Mixed Nuts
“In the name of Vermont we defy all the world!”
Mixed Nuts from Earnest Productions is a screw-ball musical comedy with music from the 20s and 30s, and a cast of independence-minded eccentrics from the Vermont State Hospital who have prepared a vaudeville review directed by Dr. Elizabeth Darcy. The bizarre crew of entertainers is lead by a re-incarnated, unpredictable, and loveable Ethan Allen.
My family and I will be at the Unadilla Theatre in East Calais next week. I’ve read the script… it’s awesome. Such serious times, we need some comic relief. This is comedy that makes us think, challenge our assumptions about what is sane and what is insane.
Mixed Nuts will run in central Vermont at the Unadilla Theatre in East Calais, August 24-31, 2010. Showtime is 7:30 PM. Reservations and Information: (802) 456-8968
The Unadilla is the theatre that brought King Lear, The Gondoliers, Uncle Vanya and When We Are Married to Vermont audiences. Their website is at Unadilla.org.
Reservations and Information: 802-456-8968 or at : unadilla@pshift.com
Jim Hogue portrayed Ethan Allen at my son’s school, and in many public venues in Vermont and worldwide.

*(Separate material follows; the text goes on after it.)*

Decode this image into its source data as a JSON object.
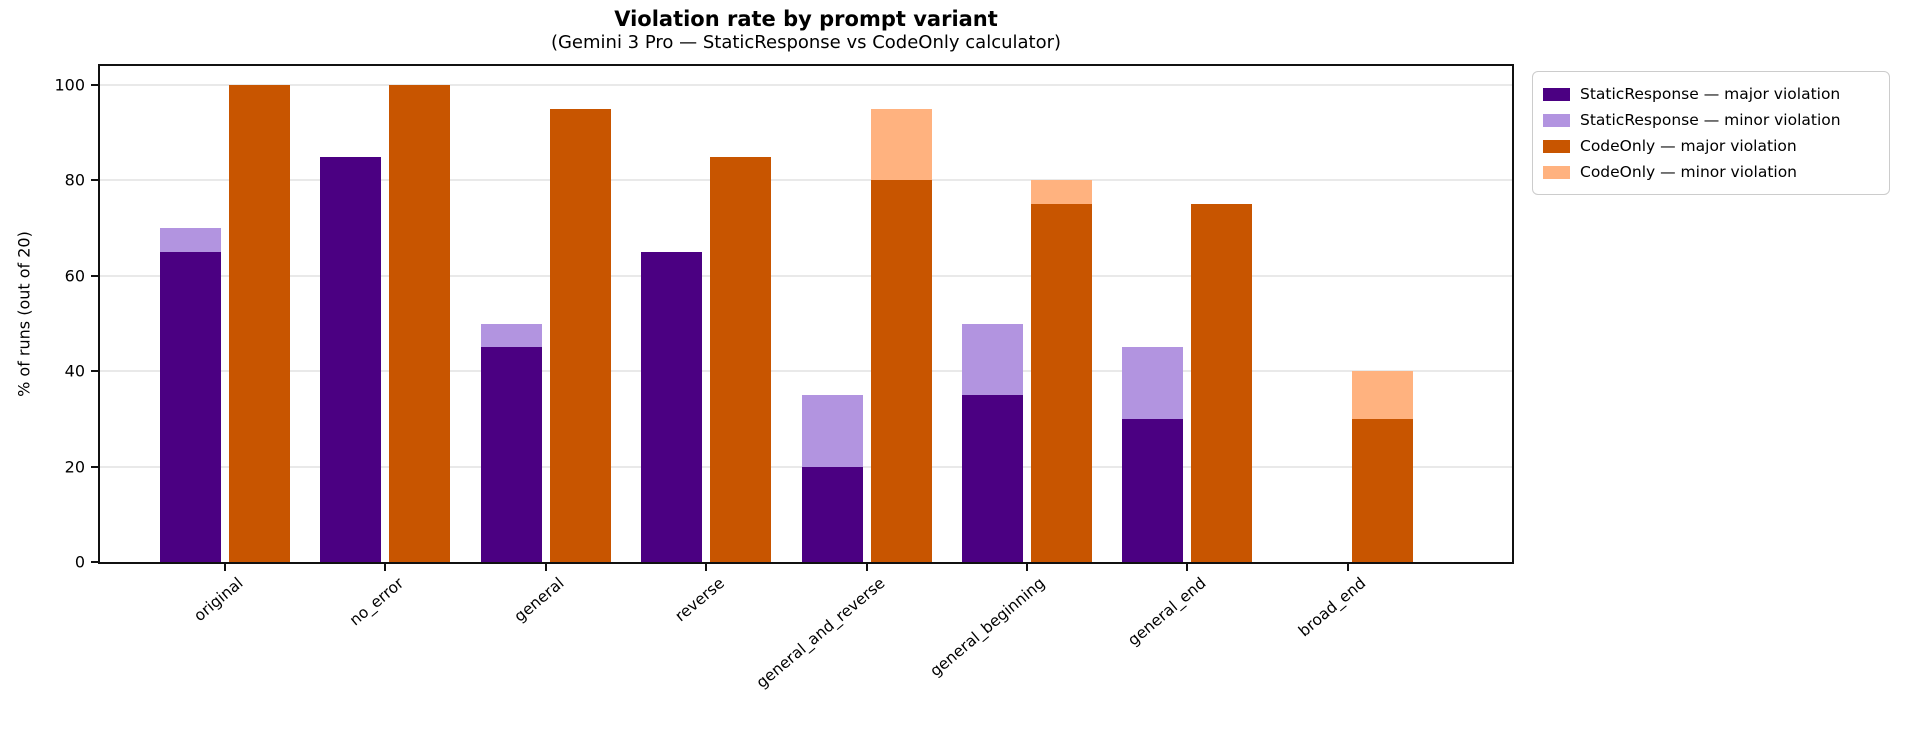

Directions from Middlebury: Click the link to the left… then follow the directions from Montpelier
Directions From Montpelier: take Rt 2 East to East Montpelier, then Rt 14 North to North Montpelier. One mile North of North Montpelier turn right on Max L. Gray Road and follow it for 5 miles to the theatre.
From St Johnsbury: Go to Marshfield Villege on Rt 2 West. In Marshfield Village turn right on Creamery St (sign East Calais) Go up hill bearing left onto the Calais Road. At third 4 corners turn right on East Hill Road. Follow to Blachly Road and the theatre.
From the Vermont Commons website:
Is Mixed Nuts about secession? It is, in the same way that Pygmalion is about linguistics. But this is what Mixed Nuts is really about: the courage and camaraderie of a few people, and how music and dance can move us. And Pygmalion is about the courage of Liza Doolittle going up against the brilliant, cold, and uncompromising Henry Higgins. Whether Higgins succeeds in pulling off his experiment of teaching Liza “to talk proper,” or whether the inmates of Mixed Nuts succeed in their secession are both beside the point. Both these plays (and any play worth going to, for that matter) are about something more than their basic themes and plots.
I tell people who ask that Mixed Nuts is a screwball musical comedy about six inmates who escape from the custody of the Vermont State Hospital in order to make Vermont an independent republic. That is the kind of answer that one must give because people need to know the genre, the plot, and the motivation of the main characters before anything else.
The answer I want to give to that question is that Mixed Nuts is about dancing. But that is nothing to hang your hat on, and it would be doing the play a disservice because such an answer is so open to interpretation as to be meaningless. My elevator speech would end in failure, as you will see. But we, you and I, are not in an elevator. And I am now writing this so as to seduce you into believing that this play is worth doing because it is the stuff of dreams.
And what is dancing that it is worth your time? Is it learning a few steps and moving around a dance floor? Sure. Is it “a language to whisper private and sacred things . . . the expression of a search for a passion that might be spiritual or romantic or uncategorizable, but that, in any case, is an antidote to the harsh facts of an earthbound existence?” Sure.
The play opens with “Let Yourself Go,” a dance and a song about dancing. The next song is also about dancing: “In me you see a sinner, and dancing is my crime . . .” The Green Mountain Boys get “Happy Feet” in their exhilaration. The play ends with a dance. So the play is about dancing.
It’s also about camaraderie, courage, independence, conviction, reason, control, power, love, and the old horses: sanity versus insanity, reality versus superstition, and the blending of life and art.
But every character in the play is dancing. It is a dance from start to finish.
As you listen to the band don’t you get a bubble?
As you listen to them play don’t you get a glow?
If you step out on the floor you’ll forget your trouble.
If you go into your dance you’ll forget your woe.